Notice, this voice from heaven (which is clearly the Father’s) proclaimed Jesus as His beloved before He went to the cross! While His obedience (Heb 5:8) was exemplary, and there was joy in it (Heb 12:2), the Father’s love preceded all that. These were the outcomes of His love, not the cause.

The Father was “well-pleased” with His Son. Often Christians will know theologically that God loves them, but whether God is pleased with them is a different question, and somewhat unsettling. In Christ, God’s love and pleasure go hand in hand; there is no division between the two. To be sure, Jesus did not sin, in contrast to we who do sin (1 John 1:8). But if we are in Christ, and Christ is beloved and God is “well-pleased” with Him, then we must conclude by faith and by reason that we are, too. God is well-pleased with us.

God is not pleased with lack of faith or blatant sin. But our sin doesn’t mean God stops loving us, for our sins do not remove us from being “in Christ.” Interestingly, Paul writes to the carnal Christians in Corinth,

[Y]ou are not lacking in any gift, awaiting eagerly the revelation of our Lord Jesus Christ, who will also confirm you to the end, blameless in the day of our Lord Jesus Christ. God is faithful, through whom you were called into fellowship with His Son, Jesus Christ our Lord. (1 Cor 1:7–9)

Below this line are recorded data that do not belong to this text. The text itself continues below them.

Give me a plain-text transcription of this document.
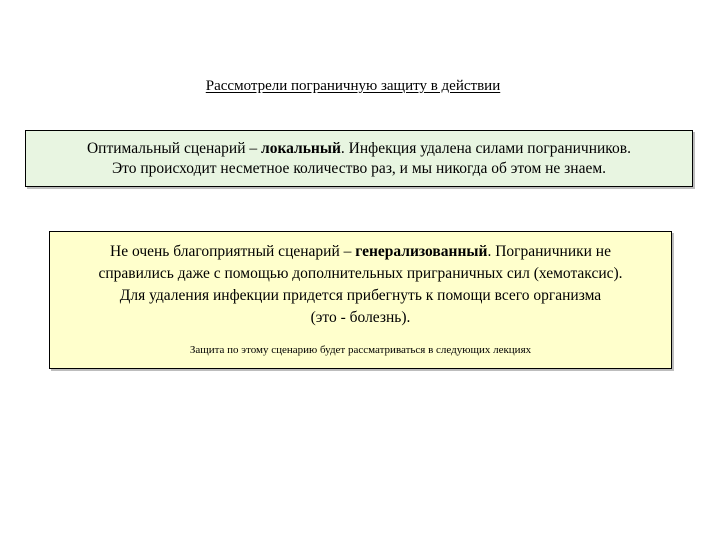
Рассмотрели пограничную защиту в действии
Оптимальный сценарий – локальный. Инфекция удалена силами пограничников.
Это происходит несметное количество раз, и мы никогда об этом не знаем.
Не очень благоприятный сценарий – генерализованный. Пограничники не
справились даже с помощью дополнительных приграничных сил (хемотаксис).
Для удаления инфекции придется прибегнуть к помощи всего организма
(это - болезнь).
Защита по этому сценарию будет рассматриваться в следующих лекциях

Yet Paul also wrote, “Therefore we also have as our ambition, whether at home or absent, to be pleasing to Him” (2 Cor 5:9). He wanted to be like Christ, and that meant becoming well-pleasing to God. The important thing here is that this is only possible because we have been called into fellowship (that is, to the sharing of all things) with Christ. In other words, as believers, we are invited into the full pleasure of God that Jesus Christ enjoys. Why? Because He is beloved by God. And therefore so are we.

Beloved, now we are children of God, and it has not appeared as yet what we will be. We know that when He appears, we will be like Him, because we will see Him just as He is. (1 John 3:2)


Lord, let my life be pleasing to You, for I am beloved by You.